Community: On the community side:

  • Continue regular technical sprints and topic focused workshops (possibly by inviting past sprint contributors to try to foster a long term relationship and hopefully recruit new maintainers).
    • Better preparation for issues
    • Plan with greater advance
    • Fewer people in the sprints (to be able to provide better mentoring)

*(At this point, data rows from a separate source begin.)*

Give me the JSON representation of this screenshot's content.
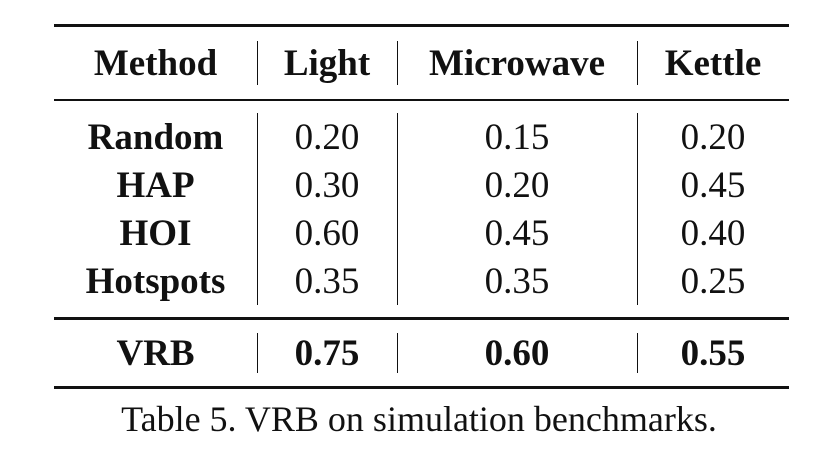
{
  "table": {
    "headers": [
      "Method",
      "Light",
      "Microwave",
      "Kettle"
    ],
    "rows": [
      {
        "method": "Random",
        "light": "0.20",
        "microwave": "0.15",
        "kettle": "0.20"
      },
      {
        "method": "HAP",
        "light": "0.30",
        "microwave": "0.20",
        "kettle": "0.45"
      },
      {
        "method": "HOI",
        "light": "0.60",
        "microwave": "0.45",
        "kettle": "0.40"
      },
      {
        "method": "Hotspots",
        "light": "0.35",
        "microwave": "0.35",
        "kettle": "0.25"
      }
    ],
    "highlight_row": {
      "method": "VRB",
      "light": "0.75",
      "microwave": "0.60",
      "kettle": "0.55"
    }
  },
  "caption": "Table 5. VRB on simulation benchmarks."
}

  • Make the consortium meetings more transparent:
    • Invite Adrin and other advisory board people to the meetings
    • Make the weekly tasking more visible
  • Renew the organization of beginners’ workshops for prospective contributors, probably before a sprint.
  • Organize a workshop on uncertainty quantification and calibration and possibly followed by 2 days of sprint
  • Organize a workshop on our software-engineering practices
  • Conduct a new edition of its 2013 survey among all scikit-learn users.